皆さんはここ10年、あるいは5年、購入したものの中で、自分はいくつこれは一生付き合えると断言できるものがありますか。目の保養や頭の保養や心の保養を意識し、あふれかえる物や情報の中で、足元を見つめ直し、何が必要で何が世の中にとって有益なのか。そして自分の店や会社は本当に必要とされているのかを見極められる絶好のチャンスが目の前にあるのかも知れない。そして他力本願ではもう生きていけなくなったと思う。見極めると少し疑うという観点から一言。中心商店街、町中再生がテーマで、ガタコンや何とかどんどんや何とかの陣とか人を集めて売り上げを上げる、町を元気にするイベントがありますが、それをやると人が集まる。
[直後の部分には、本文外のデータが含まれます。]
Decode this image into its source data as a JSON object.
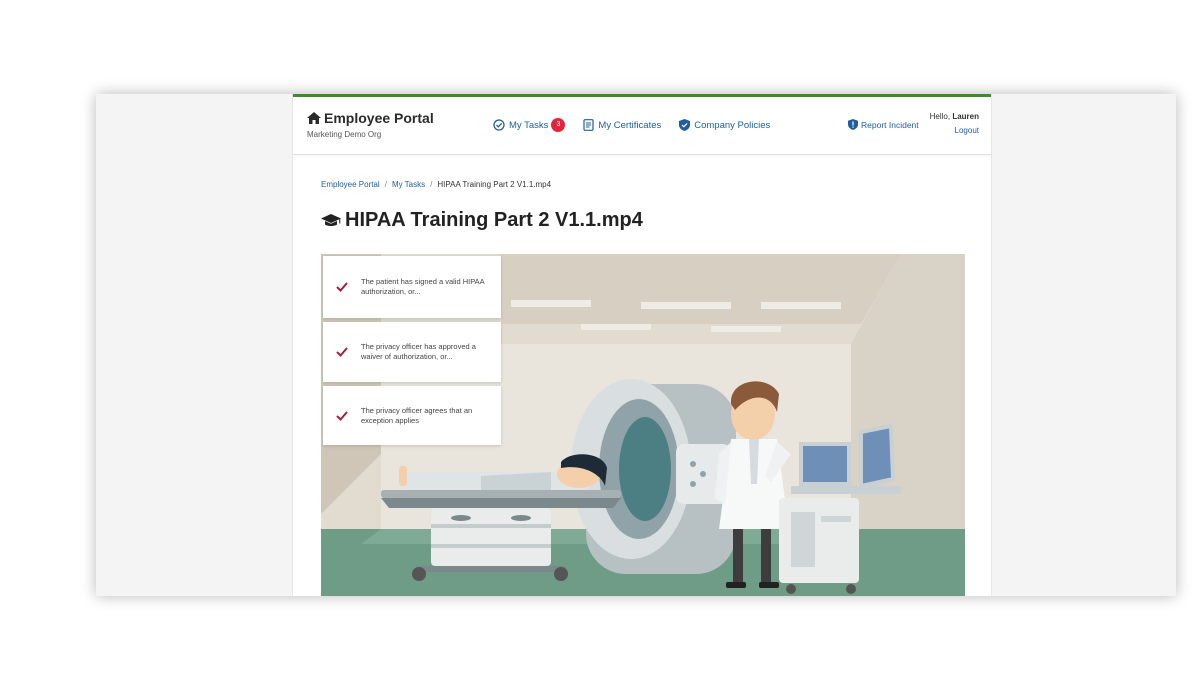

だったら毎日やればいいと思う。期間限定でやると私どもがやるセールと同じように、その時しか人が集まらなくなり、その時しか売り上げが上がらなくなる。そしてまたやる。その先には何が見えているのだろう。私どもは鳥屋野潟に店があるから毎日がガタコンだっつーの。そういう意味じゃあないか。そもそも、中心商店街だけが再生しなければならないなんてありえない。沼垂もあれば亀田も、ありとあらゆるところに商店街はあるしさ、“再生”という行為は再び生まれるということでしょう。直したり手を加えたり、個々の店や会社が何をもって再び生み出そうとしたいのか、ということで、イベントではないような気がする。イベントは手段に過ぎない。まずは目の保養ができる店をつくれるかどうか。かっこいい店より大切かもしれない。今あるものに目を向けて手を入れるしかない。人は変わる。店は変わる。生活も変わる。変わっていくことが生きること。今週号のBRUTUS居住空間学2012より“建物は建てた時が完成。しかし居住空間は本来、家族構成や仕事、価値観の変化のなか、住みながら自分の暮らしに合わせてつくっていく。住むことは変わり続けけること。その通りー!!我々も商店街も一緒!!私の話は辛口に聞こえる人もいらっしゃるでしょうが、とにかく私は新潟が1番好きなんです。ずっとお世話になっていますし。だからちょっと角度を変えて見つめているだけなんです。